UnexpecTech: The Coronavirus & Infectious Diseases
How AI lets us switch from reactive to offensive in the fight against disease outbreaks
The coronavirus, officially renamed COVID-19, recently hit 2,000 fatalities worldwide as governments work to get ahead of its spread. For now, reactiveness is our main weapon for fighting off highly contagious viruses, and that’s part of the problem. Containing cases after symptoms arise means that we do more chasing than anticipating. But what if AI could change all of that?
What if, instead of putting out an ever-growing number of fires as they crop up, authorities could build a firebreak? Human speed struggles to match the pace of viruses, but for AI, speed is not an issue.
In fact, BlueDot’s AI technology warned its users of the virus about a week before major public health institutions broke the news. The technology company provides personalized infectious disease surveillance to anticipate future risks. Its early warning system draws from 100 datasets, such as air travel, to provide real-time disease tracking and movement prediction.
The US Center for Disease Control estimates that COVID-19 could have an incubation time of 2 to 14 days before symptoms emerge – amounting to potentially two weeks of social interactions before the infected person reports symptoms, goes to the doctor, gets diagnosed and is placed in quarantine. That’s why predicting its spread is critical.
To be effective at beating communicable diseases, AI needs data…big data. The European Commission’s Joint Research Center (JRC) launched the Europe Media Monitor (EMM), which gathers 300,000 news articles a day in 70 languages. It became the basis for MEDISYS, a medical information system that monitors media related to public health, analyzes news and automatically warns users of health concerns.
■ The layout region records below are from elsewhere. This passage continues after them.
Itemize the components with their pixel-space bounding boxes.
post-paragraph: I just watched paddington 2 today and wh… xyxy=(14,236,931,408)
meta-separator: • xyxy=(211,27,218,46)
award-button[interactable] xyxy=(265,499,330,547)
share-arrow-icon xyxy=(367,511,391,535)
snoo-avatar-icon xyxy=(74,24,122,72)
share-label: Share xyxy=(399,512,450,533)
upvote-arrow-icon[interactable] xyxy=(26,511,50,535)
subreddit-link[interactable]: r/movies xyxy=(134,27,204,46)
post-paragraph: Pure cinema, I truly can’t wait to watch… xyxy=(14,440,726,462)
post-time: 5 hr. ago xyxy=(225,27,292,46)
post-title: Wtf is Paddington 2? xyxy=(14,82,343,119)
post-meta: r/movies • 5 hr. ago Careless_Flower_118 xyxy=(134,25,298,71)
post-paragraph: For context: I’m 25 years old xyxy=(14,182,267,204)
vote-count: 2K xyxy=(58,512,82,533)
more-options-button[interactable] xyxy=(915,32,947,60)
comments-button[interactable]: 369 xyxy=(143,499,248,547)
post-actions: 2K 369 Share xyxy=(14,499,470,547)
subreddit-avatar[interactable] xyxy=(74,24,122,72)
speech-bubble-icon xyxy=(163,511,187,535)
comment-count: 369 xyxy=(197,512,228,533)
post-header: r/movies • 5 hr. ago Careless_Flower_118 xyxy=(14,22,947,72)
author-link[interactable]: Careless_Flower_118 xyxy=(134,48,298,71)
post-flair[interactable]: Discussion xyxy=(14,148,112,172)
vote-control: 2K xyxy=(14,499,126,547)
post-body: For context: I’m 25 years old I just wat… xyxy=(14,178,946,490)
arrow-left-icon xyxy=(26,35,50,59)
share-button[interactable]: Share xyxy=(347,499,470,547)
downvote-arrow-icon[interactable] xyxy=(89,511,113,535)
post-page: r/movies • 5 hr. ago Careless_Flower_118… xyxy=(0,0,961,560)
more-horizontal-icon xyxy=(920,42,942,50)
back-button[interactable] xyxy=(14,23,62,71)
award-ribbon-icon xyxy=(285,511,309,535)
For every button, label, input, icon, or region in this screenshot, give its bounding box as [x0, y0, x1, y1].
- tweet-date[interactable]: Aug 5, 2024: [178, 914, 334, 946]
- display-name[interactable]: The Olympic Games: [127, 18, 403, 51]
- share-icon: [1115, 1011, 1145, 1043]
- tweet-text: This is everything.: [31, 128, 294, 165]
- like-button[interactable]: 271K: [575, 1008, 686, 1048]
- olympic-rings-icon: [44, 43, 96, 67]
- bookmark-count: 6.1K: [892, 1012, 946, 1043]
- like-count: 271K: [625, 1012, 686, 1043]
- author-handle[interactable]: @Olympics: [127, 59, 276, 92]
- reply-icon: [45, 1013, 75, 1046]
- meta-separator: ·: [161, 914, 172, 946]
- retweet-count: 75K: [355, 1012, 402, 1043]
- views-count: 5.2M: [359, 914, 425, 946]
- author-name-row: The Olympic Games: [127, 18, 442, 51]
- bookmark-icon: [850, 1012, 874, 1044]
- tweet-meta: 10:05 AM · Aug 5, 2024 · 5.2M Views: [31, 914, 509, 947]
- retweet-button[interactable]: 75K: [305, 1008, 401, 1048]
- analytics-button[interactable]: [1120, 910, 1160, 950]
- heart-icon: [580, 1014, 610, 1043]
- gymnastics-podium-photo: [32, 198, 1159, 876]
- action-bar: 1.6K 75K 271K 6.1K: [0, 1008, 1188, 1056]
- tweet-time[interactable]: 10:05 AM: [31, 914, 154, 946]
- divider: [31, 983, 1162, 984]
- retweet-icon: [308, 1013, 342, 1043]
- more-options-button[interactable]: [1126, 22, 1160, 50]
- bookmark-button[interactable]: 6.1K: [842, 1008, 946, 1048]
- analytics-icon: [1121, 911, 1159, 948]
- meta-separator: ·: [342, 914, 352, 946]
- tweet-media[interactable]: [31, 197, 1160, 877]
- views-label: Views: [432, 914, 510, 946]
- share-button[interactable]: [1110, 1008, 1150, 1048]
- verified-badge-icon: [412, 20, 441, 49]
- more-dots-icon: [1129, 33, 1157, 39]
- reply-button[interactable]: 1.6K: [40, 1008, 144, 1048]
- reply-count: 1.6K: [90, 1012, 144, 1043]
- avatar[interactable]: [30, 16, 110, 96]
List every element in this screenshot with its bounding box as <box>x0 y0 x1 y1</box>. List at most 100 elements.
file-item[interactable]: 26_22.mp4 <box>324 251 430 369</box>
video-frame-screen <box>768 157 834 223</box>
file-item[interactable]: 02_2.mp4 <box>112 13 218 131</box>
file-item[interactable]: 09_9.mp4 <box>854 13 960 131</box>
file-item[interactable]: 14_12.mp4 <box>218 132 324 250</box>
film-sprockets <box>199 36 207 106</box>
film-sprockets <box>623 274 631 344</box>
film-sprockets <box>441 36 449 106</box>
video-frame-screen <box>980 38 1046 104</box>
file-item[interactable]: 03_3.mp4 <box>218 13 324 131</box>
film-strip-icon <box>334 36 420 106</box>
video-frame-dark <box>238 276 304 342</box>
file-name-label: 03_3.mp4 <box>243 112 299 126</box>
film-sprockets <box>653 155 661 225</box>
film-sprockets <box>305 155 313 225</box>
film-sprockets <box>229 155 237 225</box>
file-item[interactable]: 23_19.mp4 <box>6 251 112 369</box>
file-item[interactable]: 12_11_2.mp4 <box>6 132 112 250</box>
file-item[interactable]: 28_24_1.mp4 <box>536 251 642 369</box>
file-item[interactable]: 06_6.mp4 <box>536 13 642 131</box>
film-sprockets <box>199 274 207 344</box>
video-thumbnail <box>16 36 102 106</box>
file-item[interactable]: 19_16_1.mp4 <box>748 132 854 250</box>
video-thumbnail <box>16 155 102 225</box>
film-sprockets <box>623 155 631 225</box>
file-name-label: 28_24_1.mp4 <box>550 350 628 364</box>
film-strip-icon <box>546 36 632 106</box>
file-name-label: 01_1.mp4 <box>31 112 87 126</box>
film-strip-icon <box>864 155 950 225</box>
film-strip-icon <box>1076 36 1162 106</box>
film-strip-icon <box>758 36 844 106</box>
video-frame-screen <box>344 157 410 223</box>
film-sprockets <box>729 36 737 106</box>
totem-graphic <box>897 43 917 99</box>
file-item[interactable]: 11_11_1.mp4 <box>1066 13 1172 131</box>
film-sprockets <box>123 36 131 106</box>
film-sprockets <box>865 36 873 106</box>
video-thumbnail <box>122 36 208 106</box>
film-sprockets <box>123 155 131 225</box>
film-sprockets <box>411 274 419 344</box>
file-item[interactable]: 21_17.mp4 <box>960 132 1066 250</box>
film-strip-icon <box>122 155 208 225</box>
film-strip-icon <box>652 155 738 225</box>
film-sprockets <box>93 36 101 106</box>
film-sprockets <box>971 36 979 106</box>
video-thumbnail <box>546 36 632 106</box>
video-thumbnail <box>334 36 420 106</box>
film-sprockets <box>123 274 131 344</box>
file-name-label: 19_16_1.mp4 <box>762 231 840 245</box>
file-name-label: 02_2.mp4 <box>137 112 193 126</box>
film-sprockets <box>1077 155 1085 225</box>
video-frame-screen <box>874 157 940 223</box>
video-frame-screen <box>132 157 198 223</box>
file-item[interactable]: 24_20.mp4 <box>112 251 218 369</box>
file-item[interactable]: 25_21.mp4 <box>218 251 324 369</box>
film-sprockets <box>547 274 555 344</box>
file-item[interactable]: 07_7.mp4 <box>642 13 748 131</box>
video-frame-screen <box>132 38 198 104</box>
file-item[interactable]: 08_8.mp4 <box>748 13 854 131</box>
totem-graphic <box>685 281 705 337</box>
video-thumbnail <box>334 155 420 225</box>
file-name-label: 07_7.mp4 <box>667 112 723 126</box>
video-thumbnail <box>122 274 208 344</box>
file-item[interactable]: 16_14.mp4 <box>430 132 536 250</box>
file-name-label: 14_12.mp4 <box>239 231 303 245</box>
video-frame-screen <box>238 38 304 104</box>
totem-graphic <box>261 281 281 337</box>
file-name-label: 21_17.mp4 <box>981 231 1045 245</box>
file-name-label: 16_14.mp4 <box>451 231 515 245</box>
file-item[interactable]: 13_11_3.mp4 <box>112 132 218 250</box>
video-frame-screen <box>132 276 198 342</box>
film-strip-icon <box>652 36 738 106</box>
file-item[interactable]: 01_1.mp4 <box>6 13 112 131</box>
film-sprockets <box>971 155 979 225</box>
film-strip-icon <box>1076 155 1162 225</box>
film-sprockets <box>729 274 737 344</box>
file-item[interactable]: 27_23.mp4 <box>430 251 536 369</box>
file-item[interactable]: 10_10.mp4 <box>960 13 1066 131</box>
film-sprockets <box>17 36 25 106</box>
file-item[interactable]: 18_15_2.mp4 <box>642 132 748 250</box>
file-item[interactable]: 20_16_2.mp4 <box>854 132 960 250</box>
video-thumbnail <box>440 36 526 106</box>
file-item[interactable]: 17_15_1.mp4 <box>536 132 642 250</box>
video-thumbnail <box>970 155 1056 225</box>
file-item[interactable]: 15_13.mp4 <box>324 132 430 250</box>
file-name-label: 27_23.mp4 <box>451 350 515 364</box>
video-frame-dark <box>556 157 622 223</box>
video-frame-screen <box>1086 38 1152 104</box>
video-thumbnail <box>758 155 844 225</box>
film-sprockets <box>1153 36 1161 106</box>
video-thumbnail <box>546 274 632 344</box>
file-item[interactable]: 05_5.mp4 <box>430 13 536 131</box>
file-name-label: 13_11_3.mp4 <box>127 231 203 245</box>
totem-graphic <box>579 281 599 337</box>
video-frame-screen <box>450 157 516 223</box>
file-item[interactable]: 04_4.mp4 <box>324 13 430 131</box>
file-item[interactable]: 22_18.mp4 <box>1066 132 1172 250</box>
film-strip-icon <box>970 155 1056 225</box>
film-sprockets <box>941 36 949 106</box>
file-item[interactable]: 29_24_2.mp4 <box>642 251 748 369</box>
China is leaning on its AI infrastructure too in its fight against COVID-19, using facial recognition to monitor individuals and new technology to supposedly measure fevers.
On the global level, Epidemic Intelligence from Open Sources (EIOS), launched by the World Health Organization, JRC and European Commission, facilitates a public health intelligence community and early detection system.
Gathering and aggregating data remains the priority for organizations that want to use AI to effectively tackle disease in the future. For now, big data surrounding disease is still young, making it harder for AI to track patterns in, for example, social media posts, since it has fewer comparisons on which to rely.
Imagine if AI could predict an outbreak based on online activity alone before a significant number of people even reported symptoms to their doctors. Then, it would accurately predict the virus’s movement pattern, giving governments the chance be proactive, rather than reactive. Finally, thanks to AI, humans would be on the offensive in the battle against infectious diseases.